If you don't have such people - I suggest that you set a meeting with your supervisor, sending them an email in advance that lays out basically that due to things in your personal life you need to submit as soon as possible and do what is necessary to meet that minimum requirement. I would recommend setting out your goals for the PhD given this, and what you want after. You need to make it clear that you understand that this could mean you are not competitive for postdoctoral positions, and that you are ok with that. Email followed by in person means that your supervisor isn't blind sided, you can get out your key points without interruption (you don't need an essay - just a few points so they know what you want to discuss), and you are still having the discussion in person.

Ask them to help you prioritise to meet the minimum to submit. They will have the best understanding of what is needed in your field, and hopefully where you are at.

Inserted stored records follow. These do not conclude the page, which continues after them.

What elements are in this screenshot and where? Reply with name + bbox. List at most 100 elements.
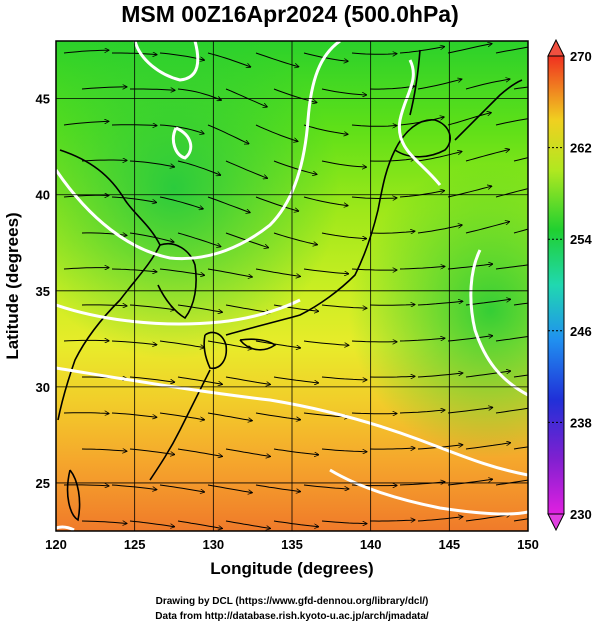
streamline xyxy=(513,228,528,234)
colorbar-scale xyxy=(547,55,565,515)
streamline xyxy=(513,157,528,162)
streamline xyxy=(225,448,270,457)
streamline xyxy=(495,264,528,270)
streamline xyxy=(495,335,528,342)
colorbar: 230 238 246 254 262 270 xyxy=(547,38,592,532)
streamline xyxy=(513,518,528,522)
streamline xyxy=(255,124,298,141)
streamline xyxy=(81,305,127,306)
contour-line xyxy=(469,249,528,397)
streamline xyxy=(321,88,367,95)
contour-line xyxy=(397,59,442,186)
streamline xyxy=(207,196,250,213)
streamline xyxy=(465,149,510,162)
streamline xyxy=(255,268,300,276)
streamlines xyxy=(63,44,528,529)
streamline xyxy=(447,336,493,342)
streamline xyxy=(255,412,301,420)
y-tick-label: 25 xyxy=(36,476,50,491)
streamline xyxy=(417,79,462,90)
x-tick-label: 130 xyxy=(202,537,224,552)
streamline xyxy=(273,304,319,311)
streamline xyxy=(447,186,492,198)
coastline-china xyxy=(57,149,161,421)
streamline xyxy=(207,124,249,144)
streamline xyxy=(447,407,493,414)
streamline xyxy=(495,118,528,126)
streamline xyxy=(351,197,397,199)
streamline xyxy=(447,264,493,270)
streamline xyxy=(321,520,367,524)
x-tick-label: 145 xyxy=(438,537,460,552)
contour-line xyxy=(329,468,528,516)
coastlines xyxy=(57,49,523,522)
credit-data: Data from http://database.rish.kyoto-u.a… xyxy=(155,611,429,622)
streamline xyxy=(177,232,221,247)
x-tick-label: 150 xyxy=(517,537,539,552)
coastline-honshu xyxy=(225,149,396,336)
streamline xyxy=(63,413,109,414)
streamline xyxy=(303,268,349,274)
streamline xyxy=(321,304,367,308)
streamline xyxy=(177,448,222,456)
streamline xyxy=(225,160,268,178)
streamline xyxy=(303,124,348,134)
contour-line xyxy=(56,41,341,261)
streamline xyxy=(417,373,463,378)
streamline xyxy=(81,160,127,161)
streamline xyxy=(351,125,397,126)
streamline xyxy=(465,515,511,522)
y-tick-label: 45 xyxy=(36,92,50,107)
streamline xyxy=(63,268,109,269)
streamline xyxy=(321,232,367,239)
streamline xyxy=(273,448,319,455)
credit-drawing: Drawing by DCL (https://www.gfd-dennou.o… xyxy=(156,596,429,607)
colorbar-tick-label: 270 xyxy=(570,49,592,64)
streamline xyxy=(369,376,415,377)
streamline xyxy=(369,448,415,449)
streamline xyxy=(369,159,415,162)
streamline xyxy=(417,151,462,162)
streamline xyxy=(129,304,175,310)
coastline-korea xyxy=(157,243,197,320)
streamline xyxy=(129,232,174,242)
streamline xyxy=(177,520,222,529)
streamline xyxy=(447,113,491,126)
streamline xyxy=(81,87,127,90)
colorbar-max-triangle xyxy=(547,38,565,57)
streamline xyxy=(465,371,511,378)
streamline xyxy=(255,196,299,211)
streamline xyxy=(303,340,349,345)
streamline xyxy=(159,268,205,275)
streamline xyxy=(369,231,415,233)
streamline xyxy=(513,374,528,378)
streamline xyxy=(255,340,301,348)
colorbar-min-triangle xyxy=(547,513,565,532)
streamline xyxy=(273,520,319,527)
streamline xyxy=(369,86,415,90)
plot-frame xyxy=(55,40,529,532)
x-axis-ticks: 120 125 130 135 140 145 150 xyxy=(45,537,539,552)
colorbar-tick-label: 254 xyxy=(570,232,592,247)
streamline xyxy=(159,412,205,420)
streamline xyxy=(129,376,175,382)
streamline xyxy=(159,124,204,134)
x-tick-label: 120 xyxy=(45,537,67,552)
streamline xyxy=(351,341,397,342)
y-tick-label: 35 xyxy=(36,284,50,299)
streamline xyxy=(129,520,175,527)
streamline xyxy=(159,196,203,209)
grid-lines xyxy=(56,41,528,531)
streamline xyxy=(225,520,270,529)
streamline xyxy=(273,376,319,383)
coastline-taiwan xyxy=(66,469,81,522)
streamline xyxy=(513,86,528,90)
coastline-kyushu xyxy=(203,331,228,370)
y-tick-label: 40 xyxy=(36,188,50,203)
streamline xyxy=(513,446,528,450)
x-tick-label: 125 xyxy=(124,537,146,552)
streamline xyxy=(81,520,127,524)
streamline xyxy=(207,484,252,493)
contour-line xyxy=(56,525,75,531)
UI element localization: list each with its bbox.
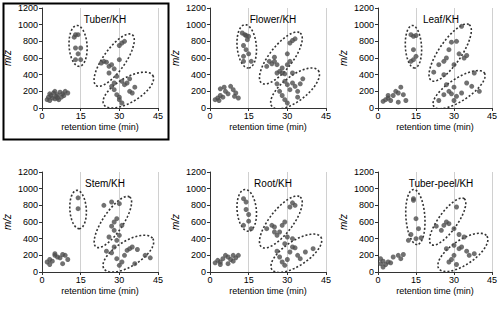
svg-text:retention time (min): retention time (min) (229, 286, 307, 296)
svg-text:30: 30 (282, 111, 292, 121)
svg-text:800: 800 (191, 200, 206, 210)
svg-text:0: 0 (39, 275, 44, 285)
svg-text:1200: 1200 (186, 167, 206, 177)
svg-text:0: 0 (207, 275, 212, 285)
svg-text:0: 0 (33, 103, 38, 113)
svg-text:30: 30 (114, 111, 124, 121)
svg-text:15: 15 (244, 111, 254, 121)
svg-text:Stem/KH: Stem/KH (85, 178, 125, 189)
svg-text:15: 15 (411, 275, 421, 285)
svg-text:45: 45 (487, 111, 497, 121)
svg-text:800: 800 (23, 36, 38, 46)
svg-text:15: 15 (411, 111, 421, 121)
svg-text:800: 800 (359, 200, 374, 210)
svg-text:600: 600 (23, 53, 38, 63)
svg-text:600: 600 (23, 217, 38, 227)
svg-text:0: 0 (39, 111, 44, 121)
svg-text:200: 200 (191, 250, 206, 260)
svg-text:0: 0 (201, 103, 206, 113)
svg-text:400: 400 (191, 234, 206, 244)
svg-text:m/z: m/z (338, 214, 349, 230)
svg-text:200: 200 (23, 86, 38, 96)
svg-text:200: 200 (359, 250, 374, 260)
svg-text:retention time (min): retention time (min) (229, 122, 307, 132)
svg-text:30: 30 (449, 111, 459, 121)
svg-text:600: 600 (191, 53, 206, 63)
svg-text:30: 30 (449, 275, 459, 285)
svg-text:15: 15 (76, 275, 86, 285)
svg-text:45: 45 (321, 275, 331, 285)
svg-text:retention time (min): retention time (min) (61, 122, 139, 132)
svg-text:1200: 1200 (186, 3, 206, 13)
svg-text:30: 30 (114, 275, 124, 285)
svg-text:0: 0 (207, 111, 212, 121)
svg-text:1000: 1000 (354, 20, 374, 30)
svg-text:200: 200 (191, 86, 206, 96)
svg-text:800: 800 (23, 200, 38, 210)
svg-text:m/z: m/z (338, 50, 349, 66)
svg-text:0: 0 (201, 267, 206, 277)
svg-text:45: 45 (321, 111, 331, 121)
svg-text:m/z: m/z (2, 214, 13, 230)
svg-text:0: 0 (375, 275, 380, 285)
svg-text:Root/KH: Root/KH (254, 178, 292, 189)
svg-text:1000: 1000 (186, 184, 206, 194)
svg-text:Tuber/KH: Tuber/KH (84, 14, 126, 25)
svg-text:600: 600 (359, 53, 374, 63)
svg-text:30: 30 (282, 275, 292, 285)
svg-text:200: 200 (359, 86, 374, 96)
svg-text:1200: 1200 (18, 167, 38, 177)
svg-text:retention time (min): retention time (min) (396, 122, 474, 132)
svg-text:200: 200 (23, 250, 38, 260)
svg-text:m/z: m/z (170, 214, 181, 230)
svg-text:0: 0 (369, 267, 374, 277)
svg-text:Leaf/KH: Leaf/KH (423, 14, 459, 25)
svg-text:0: 0 (375, 111, 380, 121)
svg-text:45: 45 (153, 275, 163, 285)
svg-text:1000: 1000 (354, 184, 374, 194)
svg-text:45: 45 (153, 111, 163, 121)
svg-text:retention time (min): retention time (min) (61, 286, 139, 296)
svg-text:800: 800 (191, 36, 206, 46)
svg-text:1200: 1200 (18, 3, 38, 13)
svg-text:m/z: m/z (170, 50, 181, 66)
svg-text:400: 400 (191, 70, 206, 80)
svg-text:400: 400 (359, 234, 374, 244)
svg-text:400: 400 (359, 70, 374, 80)
svg-text:retention time (min): retention time (min) (396, 286, 474, 296)
svg-text:600: 600 (359, 217, 374, 227)
svg-text:1000: 1000 (18, 20, 38, 30)
svg-text:400: 400 (23, 234, 38, 244)
svg-text:800: 800 (359, 36, 374, 46)
svg-text:0: 0 (33, 267, 38, 277)
svg-text:15: 15 (76, 111, 86, 121)
svg-text:400: 400 (23, 70, 38, 80)
svg-text:m/z: m/z (2, 50, 13, 66)
svg-text:Flower/KH: Flower/KH (250, 14, 297, 25)
svg-text:15: 15 (244, 275, 254, 285)
svg-text:45: 45 (487, 275, 497, 285)
svg-text:1200: 1200 (354, 3, 374, 13)
svg-text:600: 600 (191, 217, 206, 227)
svg-text:1000: 1000 (186, 20, 206, 30)
svg-text:Tuber-peel/KH: Tuber-peel/KH (409, 178, 474, 189)
svg-text:0: 0 (369, 103, 374, 113)
svg-text:1000: 1000 (18, 184, 38, 194)
svg-text:1200: 1200 (354, 167, 374, 177)
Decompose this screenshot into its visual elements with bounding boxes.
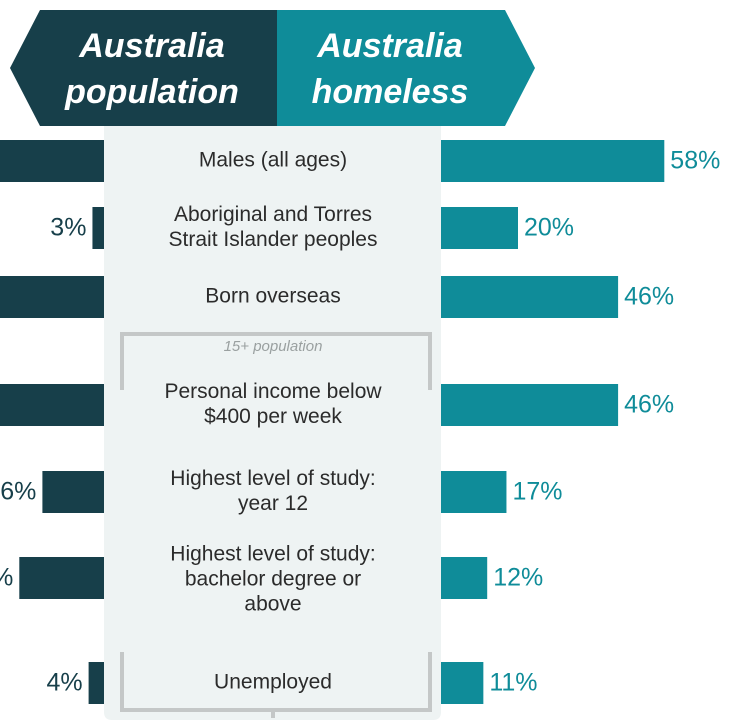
category-label: Personal income below (164, 380, 382, 403)
value-label: 16% (0, 478, 36, 506)
value-label: 58% (670, 147, 720, 175)
value-label: 17% (512, 478, 562, 506)
value-label: 22% (0, 564, 13, 592)
value-label: 4% (46, 669, 82, 697)
category-label: Highest level of study: (170, 543, 375, 566)
bar (441, 140, 665, 182)
bar (19, 557, 104, 599)
bar (0, 140, 104, 182)
bar (88, 662, 104, 704)
category-label: bachelor degree or (185, 568, 361, 591)
bar (441, 384, 619, 426)
category-label: Born overseas (205, 285, 340, 308)
category-label: Strait Islander peoples (169, 228, 378, 251)
category-label: $400 per week (204, 405, 342, 428)
category-label: Unemployed (214, 671, 332, 694)
category-label: Aboriginal and Torres (174, 203, 372, 226)
bracket-bottom (120, 652, 432, 718)
bar (441, 557, 488, 599)
bar (441, 662, 484, 704)
bracket-top (120, 332, 432, 390)
bar (92, 207, 104, 249)
value-label: 46% (624, 391, 674, 419)
bar (0, 384, 105, 426)
header-title: Australia (316, 27, 463, 65)
center-panel (104, 126, 441, 720)
value-label: 20% (524, 214, 574, 242)
category-label: year 12 (238, 492, 308, 515)
bar (42, 471, 104, 513)
bar (441, 207, 518, 249)
header-title: population (64, 73, 239, 111)
annotation: 15+ population (224, 338, 323, 355)
category-label: above (244, 593, 301, 616)
header-title: homeless (312, 73, 469, 111)
header-right (277, 10, 535, 126)
value-label: 46% (624, 283, 674, 311)
bar (0, 276, 105, 318)
header-title: Australia (78, 27, 225, 65)
category-label: Highest level of study: (170, 467, 375, 490)
bar (441, 471, 507, 513)
header-left (10, 10, 277, 126)
value-label: 3% (50, 214, 86, 242)
bar (441, 276, 619, 318)
value-label: 11% (489, 669, 537, 697)
value-label: 12% (493, 564, 543, 592)
category-label: Males (all ages) (199, 149, 347, 172)
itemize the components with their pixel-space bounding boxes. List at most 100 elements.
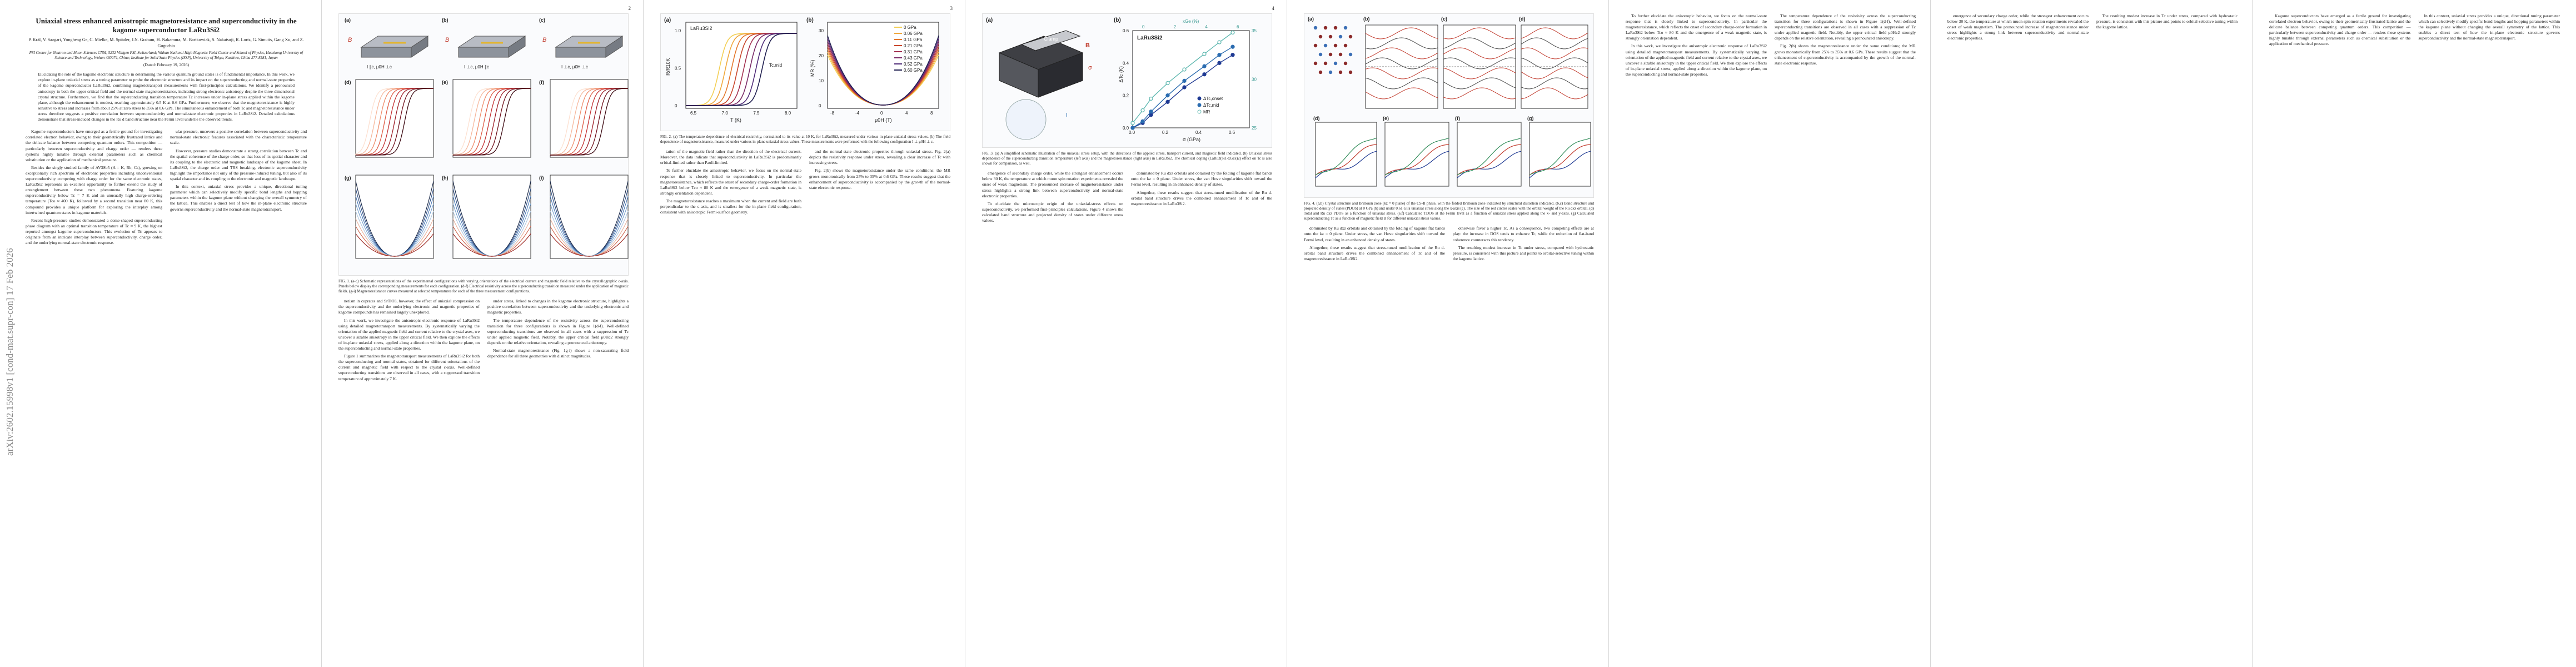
- top-tick-label: 0: [1142, 24, 1145, 29]
- dos-curve: [1457, 137, 1522, 176]
- dos-curve: [1529, 151, 1591, 178]
- figure-1-caption: FIG. 1. (a-c) Schematic representations …: [338, 279, 629, 294]
- paragraph: Kagome superconductors have emerged as a…: [26, 129, 162, 162]
- panel-label: (c): [539, 17, 545, 23]
- panel-label: (a): [345, 17, 351, 23]
- y-tick-label: 0.5: [675, 66, 681, 71]
- panel-label: (a): [986, 17, 993, 23]
- affiliations: PSI Center for Neutron and Muon Sciences…: [29, 50, 303, 61]
- plot-frame: [1457, 122, 1522, 187]
- dos-curve: [1384, 151, 1449, 178]
- y-tick-label: 0.6: [1123, 28, 1129, 33]
- panel-label: (e): [442, 79, 448, 85]
- paper-page-1: arXiv:2602.15998v1 [cond-mat.supr-con] 1…: [0, 0, 322, 667]
- paragraph: The resulting modest increase in Tc unde…: [2096, 13, 2238, 30]
- sample-label: LaRu3Si2: [690, 26, 712, 31]
- atom: [1338, 34, 1343, 39]
- band-line: [1443, 87, 1516, 99]
- y-tick-label: 1.0: [675, 28, 681, 33]
- atom: [1348, 34, 1353, 39]
- panel-label: (b): [1114, 17, 1121, 23]
- data-point: [1202, 64, 1207, 68]
- atom: [1313, 43, 1318, 48]
- dos-curve: [1315, 137, 1377, 176]
- paragraph: under stress, linked to changes in the k…: [487, 298, 629, 315]
- y-tick-label: 0: [819, 103, 821, 108]
- x-tick-label: 8: [930, 111, 933, 116]
- paragraph: emergence of secondary charge order, whi…: [1947, 13, 2089, 41]
- paragraph: To further elucidate the anisotropic beh…: [1626, 13, 1767, 41]
- top-tick-label: 4: [1205, 24, 1208, 29]
- clamp-label: Clamp: [1044, 36, 1058, 42]
- legend-label: 0.06 GPa: [904, 31, 923, 36]
- paper-page-6: To further elucidate the anisotropic beh…: [1609, 0, 1931, 667]
- data-point: [1130, 121, 1135, 125]
- x-tick-label: 8.0: [785, 111, 791, 116]
- paragraph: However, pressure studies demonstrate a …: [170, 148, 307, 182]
- panel-label: (b): [442, 17, 449, 23]
- resistivity-curve: [453, 88, 531, 156]
- atom: [1328, 52, 1333, 57]
- paper-page-2: 2 (a) B I ∥c, μ0H ⊥c (b) B I ⊥c, μ0H ∥c (c) B I …: [322, 0, 644, 667]
- legend-label: 0.60 GPa: [904, 68, 923, 73]
- data-point: [1217, 40, 1222, 44]
- y-axis-label: R/R10K: [665, 58, 671, 76]
- data-point: [1217, 61, 1222, 65]
- legend-label: 0.11 GPa: [904, 37, 923, 42]
- dos-curve: [1384, 137, 1449, 176]
- panel-label: (g): [345, 175, 351, 181]
- dos-curve: [1384, 144, 1449, 176]
- paper-page-3: 3 (a) LaRu3Si2 Tc,mid 6.5 7.0 7.5 8.0 0 0.5 1.0 T …: [644, 0, 965, 667]
- band-line: [1521, 77, 1588, 89]
- date: (Dated: February 19, 2026): [143, 62, 190, 68]
- paragraph: Fig. 2(b) shows the magnetoresistance un…: [1775, 43, 1916, 66]
- data-point: [1230, 30, 1235, 35]
- paragraph: In this context, uniaxial stress provide…: [170, 184, 307, 212]
- paragraph: Altogether, these results suggest that s…: [1304, 245, 1445, 261]
- paragraph: otherwise favor a higher Tc. As a conseq…: [1453, 226, 1594, 242]
- resistivity-curve: [356, 88, 434, 156]
- paragraph: Fig. 2(b) shows the magnetoresistance un…: [809, 168, 950, 190]
- x-tick-label: 0.6: [1229, 130, 1235, 135]
- atom: [1333, 43, 1338, 48]
- paragraph: The magnetoresistance reaches a maximum …: [660, 198, 801, 215]
- panel-label: (b): [806, 17, 814, 23]
- mr-curve: [550, 233, 629, 257]
- panel-label: (i): [539, 175, 544, 181]
- page-number: 3: [950, 6, 953, 11]
- paragraph: In this context, uniaxial stress provide…: [2418, 13, 2560, 41]
- y-tick-label: 0.4: [1123, 61, 1129, 66]
- plot-frame: [1315, 122, 1377, 187]
- x-tick-label: -4: [855, 111, 860, 116]
- y-tick-label: 0.2: [1123, 93, 1129, 98]
- paragraph: The temperature dependence of the resist…: [1775, 13, 1916, 41]
- panel-label: (h): [442, 175, 449, 181]
- x-axis-label: σ (GPa): [1183, 137, 1200, 142]
- sample-front: [555, 47, 606, 58]
- atom: [1348, 70, 1353, 74]
- x-axis-label: μ0H (T): [875, 117, 892, 123]
- data-point: [1182, 85, 1187, 89]
- paragraph: Besides the singly studied family of AV3…: [26, 165, 162, 215]
- atom: [1323, 43, 1328, 48]
- top-tick-label: 2: [1174, 24, 1177, 29]
- atom: [1313, 61, 1318, 66]
- geometry-label: I ∥c, μ0H ⊥c: [367, 64, 392, 69]
- figure-2-caption: FIG. 2. (a) The temperature dependence o…: [660, 135, 950, 145]
- legend-label: 0.21 GPa: [904, 43, 923, 48]
- data-point: [1182, 67, 1187, 72]
- top-axis-label: xGe (%): [1183, 19, 1199, 24]
- atom: [1343, 26, 1348, 30]
- y-tick-label: 20: [819, 53, 824, 58]
- band-line: [1443, 27, 1516, 39]
- atom: [1323, 26, 1328, 30]
- data-point: [1230, 44, 1235, 49]
- atom: [1318, 52, 1323, 57]
- panel-label: (d): [345, 79, 351, 85]
- atom: [1348, 52, 1353, 57]
- field-label: B: [542, 37, 546, 43]
- mr-curve: [452, 233, 531, 257]
- band-line: [1365, 37, 1438, 49]
- legend-marker: [1197, 96, 1202, 101]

My general advice for needing to submit asap is spend a little time identifying the minimum path. What hurdles are there and what are the specifics? For example, our students must have a paper accepted in a peer reviewed publication to submit. My field has peer-reviewed conference papers that focus on preliminary or small case studies - these meet the administrative requirement and are typically reviewed and accepted on a much better timeline than most journals - as well as taking a lot less time to write. Some places require that you must have a set number of papers accepted or in submission - in that case I advise not submitting papers until your thesis is ready to submit to avoid delays dealing with reviewer comments while trying to submit.

Then work through your thesis plan, figure out what parts are close to done - and prioritise getting those completed. Take out any stretch goals you aren't close to meeting already.

Take a look at critical paths and blockages - work out what you can do in parallel and what will hold up other things. Being careful of where you put your time when can make a huge difference. Have some brain dead tasks identified for when critical thinking/writing is not going to work or when you are stuck waiting on others (tidy up that reference list, write your acknowledgements etc).

If you are worried about the impact on your supervisor of not submitting publications, you can offer to hand over your work to a research assistance / project student to take your thesis and turn other chapters into papers with you not first author.